(39b) Model-Based Design of Experiments for Chromatography Method Development

Liquid chromatography is an integral purification process widely used in the pharmaceutical industry for both small molecules and biological macromolecules, separating high-value components of interest from impurities arising from upstream production. Most active pharmaceutical ingredients (APIs) in the drug discovery phase never reach clinical trials, and only a tiny fraction, approximately 1 in 8,000, ultimately gain FDA approval¹. This presents a significant challenge for pharmaceutical R&D departments, as they must deal with a large volume of separations for numerous molecules with distinct physicochemical properties and behavior. Consequently, the predictive capabilities of computational models have gained increasing interest for their ability to streamline chromatography method development, particularly in parameter estimation, scale-up, and optimization for preparative applications.

Parameter estimation in chromatography aims to identify either fluid-dynamic parameters or (adsorption) isotherm parameters that best represent the underlying physicochemical phenomena of a separation. Selecting the most appropriate isotherm model and accurately determining its parameters is crucial, since the isotherm model defines the adsorption-desorption behavior of the target molecule, which is the key aspect of the separation. Parameter estimation can be achieved through experimentation (e.g., Frontal Analysis) or via hybrid methods, which combine experimental data with modeling tools (e.g., Inverse Method). Although fully experimental methods can be resource-intensive, they generally achieve high parameter accuracy. Conversely, hybrid methods, though preferred due to reduced resource and time demands, have so far tended to be slightly less accurate. The Inverse Method (IM), a prominent example of the hybrid approach, involves fitting model parameters by matching simulations to experimental datasets. A more sophisticated approach is that of conventional Design of Experiments (DoE), or by relying solely on expert process knowledge. These practices, normally focused on a pre-chosen isotherm model, primarily consider statistical tests for goodness-of-fit, but neglect crucial aspects such as practical identifiability and parameter precision.

In our study, we present a rigorous methodology, which employs Model-Based Design of Experiments (MBDoE)^2,3 combined with statistical tests, to evaluate model structure suitability and parameter precision.
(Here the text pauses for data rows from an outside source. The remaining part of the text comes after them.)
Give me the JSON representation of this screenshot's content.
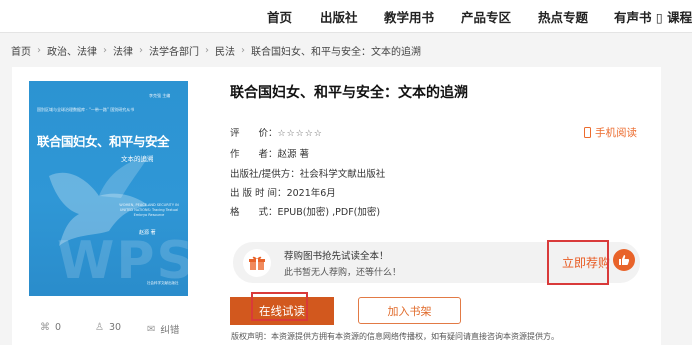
{
  "nav": {
    "items": [
      "首页",
      "出版社",
      "教学用书",
      "产品专区",
      "热点专题",
      "有声书 ▯ 课程"
    ]
  },
  "breadcrumb": [
    "首页",
    "政治、法律",
    "法律",
    "法学各部门",
    "民法",
    "联合国妇女、和平与安全：文本的追溯"
  ],
  "book": {
    "title": "联合国妇女、和平与安全：文本的追溯",
    "rating_label": "评　　价：",
    "rating_stars": "☆☆☆☆☆",
    "author_label": "作　　者：",
    "author": "赵源 著",
    "publisher_label": "出版社/提供方：",
    "publisher": "社会科学文献出版社",
    "date_label": "出 版 时 间：",
    "date": "2021年6月",
    "format_label": "格　　式：",
    "format": "EPUB(加密) ,PDF(加密)",
    "mobile_read": "手机阅读"
  },
  "cover": {
    "series": "国别区域与全球治理数据库 · “一带一路” 国别研究从书",
    "editor": "李克强 主编",
    "title": "联合国妇女、和平与安全",
    "subtitle": "文本的追溯",
    "english": "WOMEN, PEACE AND SECURITY IN UNITED NATIONS: Tracing Textual Embryo Resource",
    "author": "赵源 著",
    "publisher": "社会科学文献出版社"
  },
  "stats": {
    "shares": "0",
    "readers": "30",
    "errata": "纠错"
  },
  "preorder": {
    "line1": "荐购图书抢先试读全本！",
    "line2": "此书暂无人荐购，还等什么！",
    "button": "立即荐购"
  },
  "actions": {
    "read_online": "在线试读",
    "add_shelf": "加入书架"
  },
  "copyright": "版权声明：本资源提供方拥有本资源的信息网络传播权，如有疑问请直接咨询本资源提供方。",
  "colors": {
    "accent": "#d2581e",
    "highlight_box": "#d93a3a",
    "cover_blue": "#2f97d6"
  }
}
The method focuses on selecting the most appropriate isotherm model from a set of candidate models, as well as determining its corresponding parameter values and analysing the statistical significance of those values. This MBDoE approach not only identifies the most appropriate isotherm model, but also yields a higher precision of the parameters with fewer experiments compared to conventional factorial DoE approaches; thus, experimental time and resources can be reduced. The approach also considers the precision of the parameter values and the associated model predictions.

In our case-studies, developed based on in-silico experiments, we have explored organic modifier-dependent isotherms applicable to both isocratic and gradient separations. The open-source platform CADET in Python was used for the simulations⁴. The parameter estimation employed the built-in gradient descent algorithm of CADET, while MBDoE was performed using a Bayesian optimization algorithm coupled with a Gaussian process as a surrogate objective function.

We will show how accurate isotherm model parameters can be obtained and how the accuracy of the model predictions can be estimated. The use of this methodology will significantly reduce the time and resources required for chromatography model development. The methodology can also identify how reliable the isotherm model is within the given experimental budget, thus providing a very useful tool for business decisions.

References

1. Bhutani, P., Joshi, G., Raja, N., Bachhav, N., Rajanna, P. K., Bhutani, H., Paul, A. T., & Kumar, R. (2021). Journal of Medicinal Chemistry, 64(5), 2339–2381.
2. Franceschini, G., & Macchietto, S. (2008). Chemical Engineering Science, 63(19), 4846–4872.
3. Waldron, C., Pankajakshan, A., Quaglio, M., Cao, E., Galvanin, F., & Gavriilidis, A. (2019). Industrial and Engineering Chemistry Research, 58(49), 22165–22177.
4. Leweke, S., & von Lieres, E. (2018). Computers & Chemical Engineering, 113, 274–294.